There was to it all a sense of “I’m a Christian and you’re not.” Or as one Texsas wag put it in song, “I’m going to heaven. You’re gonna  fry.”
Carter wrote that the entire Wallace rise and fall was a reaction to the new initiatives of the culture of the 1960s, of the Freedom Riders in the South, the integration decision of Brown vs. the Board of Education, the hippies and so on.
“Journalists might greet this growing counterculture with curiosity, even approval. But Wallace knew – instinctively, intuitively – that tens of millions Americans despised the civil rights agitators, the antiwar demonstrators, the sexual exhibitionists as symbols of a fundamental decline in the traditional cultural compass of God, family, and country.”
Wallace invoked images of a nation in crisis, he says, a country in which thugs roamed the streets with impunity, antiwar demonstrators embraced the hated Communist Vietcong, and brazen youth flaunted their taste for “dirty” books and movies. “And while America disintegrated, cowardly politicians, bureaucrats, and distant federal judges capitulated to these loathsome forces."
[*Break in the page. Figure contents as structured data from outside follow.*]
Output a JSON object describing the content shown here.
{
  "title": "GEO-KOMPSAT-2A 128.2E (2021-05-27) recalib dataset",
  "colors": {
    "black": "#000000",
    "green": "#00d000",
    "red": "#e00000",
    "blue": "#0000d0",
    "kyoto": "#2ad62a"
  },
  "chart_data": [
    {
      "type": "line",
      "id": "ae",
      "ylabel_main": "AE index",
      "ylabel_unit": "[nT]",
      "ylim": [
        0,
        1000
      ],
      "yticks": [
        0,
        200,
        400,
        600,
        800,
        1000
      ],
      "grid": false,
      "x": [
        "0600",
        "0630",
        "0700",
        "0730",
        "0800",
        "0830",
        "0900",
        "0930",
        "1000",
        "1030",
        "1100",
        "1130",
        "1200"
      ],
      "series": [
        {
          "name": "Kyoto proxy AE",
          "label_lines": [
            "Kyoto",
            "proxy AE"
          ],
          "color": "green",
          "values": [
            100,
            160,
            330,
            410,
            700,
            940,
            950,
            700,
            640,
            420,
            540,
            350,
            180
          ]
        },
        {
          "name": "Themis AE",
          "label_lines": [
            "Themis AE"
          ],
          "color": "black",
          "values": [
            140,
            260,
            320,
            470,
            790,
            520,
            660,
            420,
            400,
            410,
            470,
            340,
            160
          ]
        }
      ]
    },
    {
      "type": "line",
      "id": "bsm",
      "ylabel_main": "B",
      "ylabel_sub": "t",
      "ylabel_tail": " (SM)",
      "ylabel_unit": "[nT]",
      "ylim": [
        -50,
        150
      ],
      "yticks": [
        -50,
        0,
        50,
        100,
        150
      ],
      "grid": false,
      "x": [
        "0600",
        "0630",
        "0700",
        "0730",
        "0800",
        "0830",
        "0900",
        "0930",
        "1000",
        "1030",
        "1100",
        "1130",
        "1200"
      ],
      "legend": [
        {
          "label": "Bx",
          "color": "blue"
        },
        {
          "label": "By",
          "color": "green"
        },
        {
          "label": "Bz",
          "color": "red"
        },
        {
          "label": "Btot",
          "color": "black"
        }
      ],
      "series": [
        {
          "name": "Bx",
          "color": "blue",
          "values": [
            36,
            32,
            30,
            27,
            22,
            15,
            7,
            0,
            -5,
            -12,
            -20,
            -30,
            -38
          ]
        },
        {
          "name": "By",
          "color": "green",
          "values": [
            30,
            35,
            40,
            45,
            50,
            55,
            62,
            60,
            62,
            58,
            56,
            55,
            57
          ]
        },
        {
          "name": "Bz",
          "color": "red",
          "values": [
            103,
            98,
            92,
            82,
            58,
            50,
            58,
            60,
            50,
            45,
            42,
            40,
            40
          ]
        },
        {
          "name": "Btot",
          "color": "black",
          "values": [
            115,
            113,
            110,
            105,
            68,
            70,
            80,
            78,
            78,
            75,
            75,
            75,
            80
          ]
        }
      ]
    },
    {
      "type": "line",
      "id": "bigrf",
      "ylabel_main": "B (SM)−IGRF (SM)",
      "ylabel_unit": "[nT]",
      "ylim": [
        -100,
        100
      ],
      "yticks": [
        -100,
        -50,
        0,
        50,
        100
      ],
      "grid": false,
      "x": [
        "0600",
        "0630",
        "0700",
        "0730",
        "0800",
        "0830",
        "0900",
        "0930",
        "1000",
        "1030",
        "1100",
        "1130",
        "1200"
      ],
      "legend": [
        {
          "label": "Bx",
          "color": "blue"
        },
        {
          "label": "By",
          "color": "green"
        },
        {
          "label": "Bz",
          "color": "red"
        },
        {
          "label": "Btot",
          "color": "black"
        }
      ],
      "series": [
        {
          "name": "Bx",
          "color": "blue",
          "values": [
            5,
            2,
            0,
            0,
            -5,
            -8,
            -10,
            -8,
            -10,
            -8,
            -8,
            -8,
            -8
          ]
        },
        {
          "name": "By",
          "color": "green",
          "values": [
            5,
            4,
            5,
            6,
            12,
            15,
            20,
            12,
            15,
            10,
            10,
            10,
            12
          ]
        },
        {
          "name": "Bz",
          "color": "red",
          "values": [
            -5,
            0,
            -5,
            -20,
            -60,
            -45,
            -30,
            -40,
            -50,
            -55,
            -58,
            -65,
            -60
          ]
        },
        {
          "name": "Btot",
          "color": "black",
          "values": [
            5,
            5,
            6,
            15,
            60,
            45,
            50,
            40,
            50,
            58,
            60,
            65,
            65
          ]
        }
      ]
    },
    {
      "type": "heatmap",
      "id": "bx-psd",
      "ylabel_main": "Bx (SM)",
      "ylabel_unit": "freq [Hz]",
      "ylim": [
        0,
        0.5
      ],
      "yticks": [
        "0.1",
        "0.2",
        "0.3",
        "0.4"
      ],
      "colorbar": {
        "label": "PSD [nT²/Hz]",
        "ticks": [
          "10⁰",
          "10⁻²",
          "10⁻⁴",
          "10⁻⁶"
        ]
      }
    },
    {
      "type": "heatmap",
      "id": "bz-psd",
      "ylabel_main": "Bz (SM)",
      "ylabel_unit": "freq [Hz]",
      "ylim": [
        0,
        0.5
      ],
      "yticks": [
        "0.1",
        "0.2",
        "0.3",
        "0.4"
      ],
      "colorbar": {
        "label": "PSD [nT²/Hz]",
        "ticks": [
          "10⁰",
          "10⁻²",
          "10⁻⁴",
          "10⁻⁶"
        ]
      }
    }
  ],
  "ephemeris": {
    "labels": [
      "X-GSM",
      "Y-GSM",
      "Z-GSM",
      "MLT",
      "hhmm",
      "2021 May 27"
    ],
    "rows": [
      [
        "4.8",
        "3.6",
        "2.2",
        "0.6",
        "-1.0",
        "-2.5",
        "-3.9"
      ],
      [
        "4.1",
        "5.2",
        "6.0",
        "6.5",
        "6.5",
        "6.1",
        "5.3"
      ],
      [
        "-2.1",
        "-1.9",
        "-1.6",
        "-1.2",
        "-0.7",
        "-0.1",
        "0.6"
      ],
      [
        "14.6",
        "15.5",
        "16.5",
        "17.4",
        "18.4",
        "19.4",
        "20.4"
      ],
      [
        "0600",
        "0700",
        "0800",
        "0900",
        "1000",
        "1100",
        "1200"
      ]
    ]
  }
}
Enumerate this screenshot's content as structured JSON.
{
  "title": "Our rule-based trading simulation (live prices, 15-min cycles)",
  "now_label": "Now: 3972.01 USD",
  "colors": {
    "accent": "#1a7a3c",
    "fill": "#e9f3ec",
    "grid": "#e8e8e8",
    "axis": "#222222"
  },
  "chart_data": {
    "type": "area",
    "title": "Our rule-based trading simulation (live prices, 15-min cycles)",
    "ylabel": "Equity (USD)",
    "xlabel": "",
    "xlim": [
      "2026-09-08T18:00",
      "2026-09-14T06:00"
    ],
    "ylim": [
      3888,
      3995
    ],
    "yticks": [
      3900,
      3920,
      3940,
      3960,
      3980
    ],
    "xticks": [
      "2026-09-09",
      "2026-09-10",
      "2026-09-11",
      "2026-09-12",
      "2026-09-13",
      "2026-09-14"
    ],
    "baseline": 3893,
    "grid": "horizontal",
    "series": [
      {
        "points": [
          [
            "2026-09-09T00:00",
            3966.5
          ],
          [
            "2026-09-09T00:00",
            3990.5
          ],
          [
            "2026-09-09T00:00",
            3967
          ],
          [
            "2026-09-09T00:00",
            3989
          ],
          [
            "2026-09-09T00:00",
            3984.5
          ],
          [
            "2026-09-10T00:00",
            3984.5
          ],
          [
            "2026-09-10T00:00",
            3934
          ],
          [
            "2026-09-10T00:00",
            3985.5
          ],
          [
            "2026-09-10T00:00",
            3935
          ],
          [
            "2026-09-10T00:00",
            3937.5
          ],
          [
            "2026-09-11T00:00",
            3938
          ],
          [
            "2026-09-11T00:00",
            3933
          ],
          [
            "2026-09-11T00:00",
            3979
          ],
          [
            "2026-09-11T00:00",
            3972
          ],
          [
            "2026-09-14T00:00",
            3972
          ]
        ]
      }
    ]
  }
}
But the hippie movement itself may have been a cultural reaction to the rising events  in Vietnam and the threat of the draft. By 1969, I and a half dozen of my friends had already returned from the war in Asia.
But that was now almost 50 years ago. I can barely remember it. And anyone,l hippie, or anti-hippie who still does, is stuck. In the immortal words of Captian Kirk: “Get a life.”
Rand Paul: “The GOP of old has grown stale and moss-covered,——I don’t think we need to name any names here, do we?”

The conservative’s world opened again with Texas-born Kentucky Senator Rand Paul. He will be helped along by Texas Senator Ted Cruz and Utah Senator Mike Lee, and could well be overlapped by Cruz. And conservatives today have the great advantage as they have made the generational leap first. This time liberals will be playing catch up and defense as George Wallace's red neck followers did. They look today to Hillary Clinton only because they cannot let go. But it will be an easy shift for Elizabeth Warren (with former Virginia Senator Jim Webb, they would have the rising generation).